Chemical Physics ( IF 2.0 ) Pub Date : 2018-08-31 , DOI: 10.1016/j.chemphys.2018.08.045 Karolis Sarka , Sebastian O. Danielache , Alexey Kondorskiy , Shinkoh Nanbu
The electronic structures of triplet S2 ground and excited states are studied by ab initio molecular orbital and configuration interaction calculation. Potential energy curves correlated with and at the dissociation limit are evaluated, and electronic terms for a total of 11 states are assigned. Transition dipole moments, as a function of internuclear distance, are determined for two allowed transitions to and excited states.
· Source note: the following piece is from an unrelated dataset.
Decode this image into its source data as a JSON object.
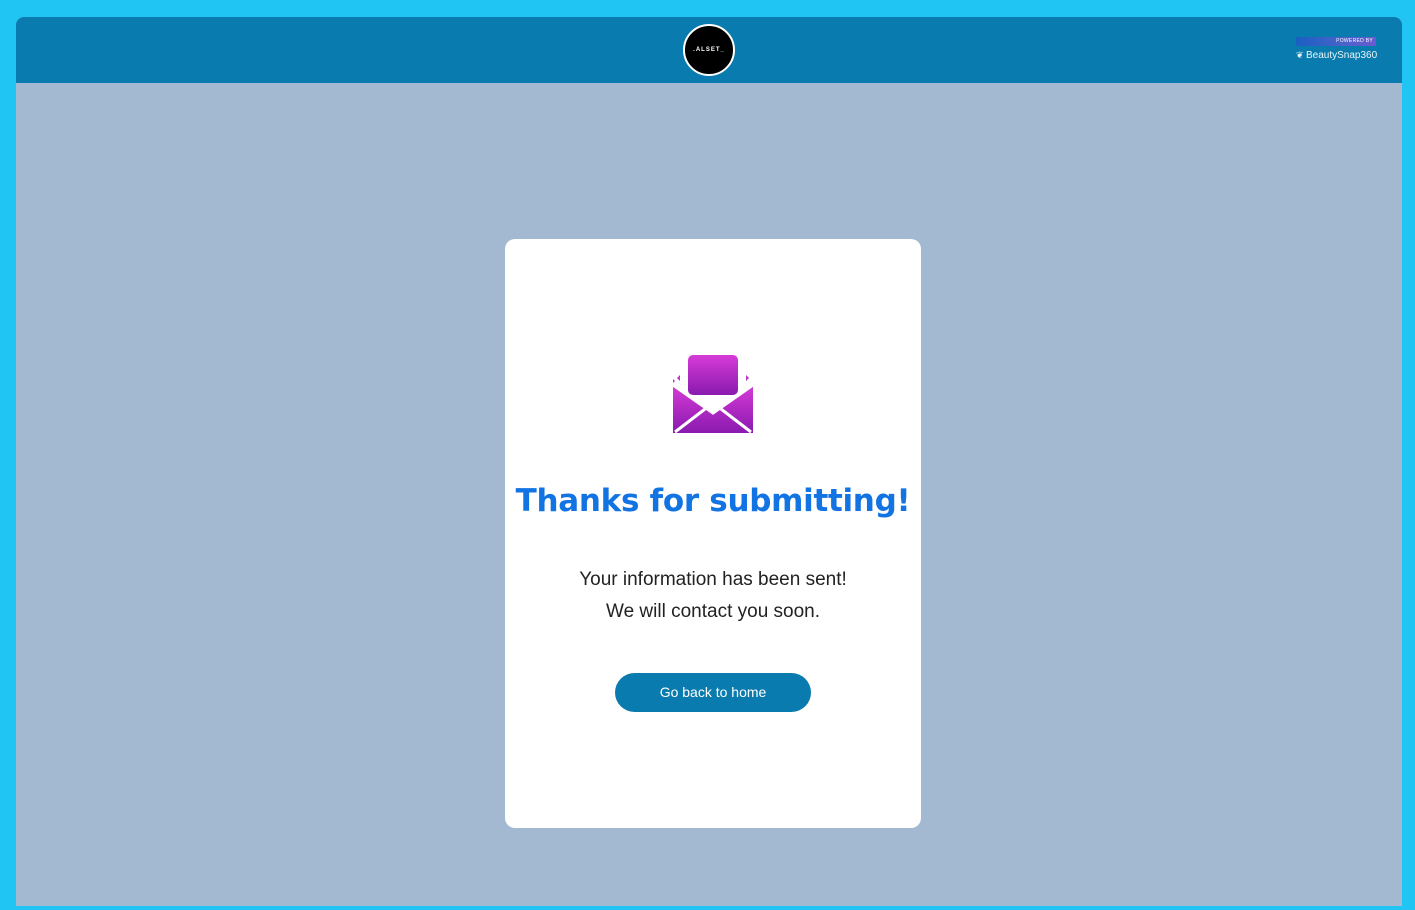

The total absorption cross-sections are computed to estimate isotope-fractionation constants, , for four most common isotopologues: , , , and by quantum close-coupling (R-matrix) expansion approach and they are found to lie in a mostly opaque to competing absorbers spectral window. We suggest that the photochemistry and isotopic effects of S2 are of significant importance and provide data showing high sensitivity of mass-independent fractionation to excitation wavelength. Zero-point energy based constants are estimated as well to compare with the obtained isotope effects and two modes for MIF are present in three-isotope plots; large isotopic effects were observed for both and with an excitation wavelength-dependent fluctuation.
中文翻译:
“二硫在紫外吸收光谱中的电子性质和同位素效应的理论研究”
通过从头算分子轨道和构型相互作用计算研究了三重态S 2基态和激发态的电子结构。势能曲线与 和 评估解离极限下的,并分配了总共11个状态的电子术语。对于两个允许的跃迁,确定跃迁偶极矩作为核间距的函数。 和 兴奋的状态。计算总吸收截面以估算同位素分馏常数,,用于四种最常见的同位素异构体: , , , 和 通过量子紧密耦合(R-矩阵)扩展方法,发现它们位于竞争吸收体光谱窗口的大部分不透明的位置。我们认为,S 2的光化学和同位素效应非常重要,并提供了数据,表明质量无关的分馏对激发波长具有很高的敏感性。基于零点能量的常数还要进行估算,以与获得的同位素效应进行比较,并且在三同位素图中存在两种MIF模式。两者均观察到较大的同位素效应 和 具有与激发波长有关的波动。